Buka konten ini

BULANG (BP) – Polsek Bulang kembali mengimbau masyarakat, khususnya nelayan dan pelaut yang berlayar agar lebih memperhatikan faktor keselamatan di tengah kondisi cuaca yang belakangan tidak menentu. Langkah ini diambil sebagai upaya antisipasi untuk mengurangi risiko kecelakaan laut.
Kapolsek Bulang, Iptu Adyanto Syofyan, menegaskan pentingnya kewaspadaan dalam setiap aktivitas melaut.
“Keselamatan adalah hal utama. Jangan lanjutkan perjalanan jika boat sudah kelebihan kapasitas penumpang. Ini demi keselamatan bersama,” ujarnya, kemarin.
Ia juga meminta seluruh penumpang maupun tekong boat pancung dan kapal sejenisnya agar selalu menggunakan pelampung atau life jacket. “Periksa kondisi boat terlebih dahulu, termasuk mesin, sebelum berangkat. Jangan sampai ada yang mengabaikan hal ini karena bisa membahayakan nyawa,” tambahnya.

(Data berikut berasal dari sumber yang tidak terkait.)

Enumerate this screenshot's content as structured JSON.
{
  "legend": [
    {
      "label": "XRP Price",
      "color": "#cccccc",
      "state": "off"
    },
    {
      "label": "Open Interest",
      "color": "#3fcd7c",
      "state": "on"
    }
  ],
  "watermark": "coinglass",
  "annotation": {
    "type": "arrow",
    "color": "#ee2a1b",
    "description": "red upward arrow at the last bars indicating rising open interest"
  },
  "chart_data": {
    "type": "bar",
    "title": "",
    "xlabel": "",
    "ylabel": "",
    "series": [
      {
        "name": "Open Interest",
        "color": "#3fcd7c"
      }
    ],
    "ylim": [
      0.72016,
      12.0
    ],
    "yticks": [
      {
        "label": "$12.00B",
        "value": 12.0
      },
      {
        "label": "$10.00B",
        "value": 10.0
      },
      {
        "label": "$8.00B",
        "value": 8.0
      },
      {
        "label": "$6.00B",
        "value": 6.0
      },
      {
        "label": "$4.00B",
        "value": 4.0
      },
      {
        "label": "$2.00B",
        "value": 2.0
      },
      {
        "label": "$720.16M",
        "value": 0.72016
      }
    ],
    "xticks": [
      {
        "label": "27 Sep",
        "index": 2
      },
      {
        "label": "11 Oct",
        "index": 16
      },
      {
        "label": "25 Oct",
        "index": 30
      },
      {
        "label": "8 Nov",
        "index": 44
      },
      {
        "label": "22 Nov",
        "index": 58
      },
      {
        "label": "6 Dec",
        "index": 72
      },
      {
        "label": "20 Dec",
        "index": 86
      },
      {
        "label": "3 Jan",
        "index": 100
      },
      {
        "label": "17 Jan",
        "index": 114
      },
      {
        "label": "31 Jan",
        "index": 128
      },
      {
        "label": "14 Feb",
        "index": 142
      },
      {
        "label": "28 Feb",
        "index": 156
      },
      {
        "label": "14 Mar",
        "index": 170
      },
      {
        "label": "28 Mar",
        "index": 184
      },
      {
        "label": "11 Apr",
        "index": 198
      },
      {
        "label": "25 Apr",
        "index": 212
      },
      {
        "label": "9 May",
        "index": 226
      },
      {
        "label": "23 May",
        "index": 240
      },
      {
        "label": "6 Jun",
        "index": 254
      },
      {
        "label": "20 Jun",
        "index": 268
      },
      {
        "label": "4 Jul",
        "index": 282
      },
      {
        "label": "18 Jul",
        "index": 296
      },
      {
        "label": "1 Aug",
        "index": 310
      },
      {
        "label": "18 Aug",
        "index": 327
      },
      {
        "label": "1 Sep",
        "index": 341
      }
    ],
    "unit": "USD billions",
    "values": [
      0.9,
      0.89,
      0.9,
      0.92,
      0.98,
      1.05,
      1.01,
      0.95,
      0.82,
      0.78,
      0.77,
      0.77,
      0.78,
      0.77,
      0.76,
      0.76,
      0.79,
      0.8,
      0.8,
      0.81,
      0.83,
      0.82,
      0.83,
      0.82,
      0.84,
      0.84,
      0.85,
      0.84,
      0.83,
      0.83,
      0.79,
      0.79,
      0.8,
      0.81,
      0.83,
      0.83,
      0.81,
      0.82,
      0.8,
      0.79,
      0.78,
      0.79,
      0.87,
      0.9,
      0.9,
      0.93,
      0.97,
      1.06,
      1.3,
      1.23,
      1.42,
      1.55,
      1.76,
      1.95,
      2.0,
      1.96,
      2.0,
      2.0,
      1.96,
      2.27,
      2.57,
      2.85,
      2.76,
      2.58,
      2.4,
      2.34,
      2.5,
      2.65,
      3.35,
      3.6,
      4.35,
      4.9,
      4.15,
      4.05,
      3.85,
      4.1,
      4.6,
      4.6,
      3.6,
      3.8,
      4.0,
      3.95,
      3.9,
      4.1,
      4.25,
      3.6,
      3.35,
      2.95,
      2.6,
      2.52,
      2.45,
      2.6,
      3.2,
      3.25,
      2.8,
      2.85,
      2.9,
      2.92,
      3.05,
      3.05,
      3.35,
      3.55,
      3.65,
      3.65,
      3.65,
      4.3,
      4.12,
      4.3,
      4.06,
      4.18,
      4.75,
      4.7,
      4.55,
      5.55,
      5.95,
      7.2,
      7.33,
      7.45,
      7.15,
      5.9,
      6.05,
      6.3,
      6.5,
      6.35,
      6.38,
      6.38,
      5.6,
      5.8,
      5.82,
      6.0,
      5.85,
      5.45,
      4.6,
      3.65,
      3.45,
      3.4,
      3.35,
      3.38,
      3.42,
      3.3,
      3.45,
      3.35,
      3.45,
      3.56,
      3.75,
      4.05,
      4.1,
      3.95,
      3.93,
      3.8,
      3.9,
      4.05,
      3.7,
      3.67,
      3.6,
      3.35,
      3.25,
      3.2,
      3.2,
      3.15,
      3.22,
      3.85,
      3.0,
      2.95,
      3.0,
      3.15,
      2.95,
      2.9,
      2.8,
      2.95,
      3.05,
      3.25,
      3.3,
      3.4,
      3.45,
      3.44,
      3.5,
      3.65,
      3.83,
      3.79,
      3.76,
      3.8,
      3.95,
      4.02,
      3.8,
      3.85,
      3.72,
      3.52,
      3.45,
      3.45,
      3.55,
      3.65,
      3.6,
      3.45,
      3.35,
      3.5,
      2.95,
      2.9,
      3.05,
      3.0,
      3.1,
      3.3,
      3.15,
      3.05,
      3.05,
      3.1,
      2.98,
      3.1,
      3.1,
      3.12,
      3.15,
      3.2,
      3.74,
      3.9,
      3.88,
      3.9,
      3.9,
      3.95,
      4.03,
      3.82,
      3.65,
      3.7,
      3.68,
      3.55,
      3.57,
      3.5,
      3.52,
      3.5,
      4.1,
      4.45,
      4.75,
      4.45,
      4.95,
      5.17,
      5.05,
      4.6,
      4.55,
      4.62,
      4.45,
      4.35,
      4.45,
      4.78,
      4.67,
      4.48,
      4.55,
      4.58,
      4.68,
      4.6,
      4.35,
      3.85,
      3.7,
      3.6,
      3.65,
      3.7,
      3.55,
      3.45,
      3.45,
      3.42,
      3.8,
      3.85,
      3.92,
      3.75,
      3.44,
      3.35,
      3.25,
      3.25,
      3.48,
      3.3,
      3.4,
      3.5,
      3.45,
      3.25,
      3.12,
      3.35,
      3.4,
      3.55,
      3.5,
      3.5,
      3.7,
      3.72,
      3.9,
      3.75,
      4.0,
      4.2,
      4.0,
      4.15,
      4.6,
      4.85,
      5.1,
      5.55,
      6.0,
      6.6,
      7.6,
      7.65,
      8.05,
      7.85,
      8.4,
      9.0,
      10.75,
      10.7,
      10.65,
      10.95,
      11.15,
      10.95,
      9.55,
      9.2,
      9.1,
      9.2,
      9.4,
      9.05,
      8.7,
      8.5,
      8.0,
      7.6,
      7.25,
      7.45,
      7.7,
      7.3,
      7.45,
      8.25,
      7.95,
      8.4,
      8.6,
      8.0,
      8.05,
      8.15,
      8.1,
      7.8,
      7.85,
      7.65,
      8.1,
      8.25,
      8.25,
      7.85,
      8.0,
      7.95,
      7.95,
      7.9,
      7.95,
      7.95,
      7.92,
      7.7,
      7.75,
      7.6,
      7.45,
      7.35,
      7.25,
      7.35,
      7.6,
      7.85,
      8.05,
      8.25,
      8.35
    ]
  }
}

Kapolsek turut mengingatkan agar masyarakat rutin memperbarui informasi cuaca sebelum berlayar. Menurutnya, keputusan untuk tidak memaksakan diri berangkat ketika cuaca ekstrem adalah bentuk tanggung jawab terhadap diri sendiri maupun orang lain.
Selain itu, ia menekankan pentingnya kelengkapan saat berlayar pada malam hari.
“Pastikan lampu penerangan berfungsi dengan baik dan bawa alat komunikasi yang sesuai agar bisa digunakan saat darurat,” tegasnya.
Peringatan ini juga berlaku untuk seluruh masyarakat di wilayah hukum Polsek Bulang.
“Kami berharap masyarakat lebih berhati-hati. Musim pancaroba sering memunculkan cuaca yang berubah-ubah dan sulit diprediksi,” kata Adyanto.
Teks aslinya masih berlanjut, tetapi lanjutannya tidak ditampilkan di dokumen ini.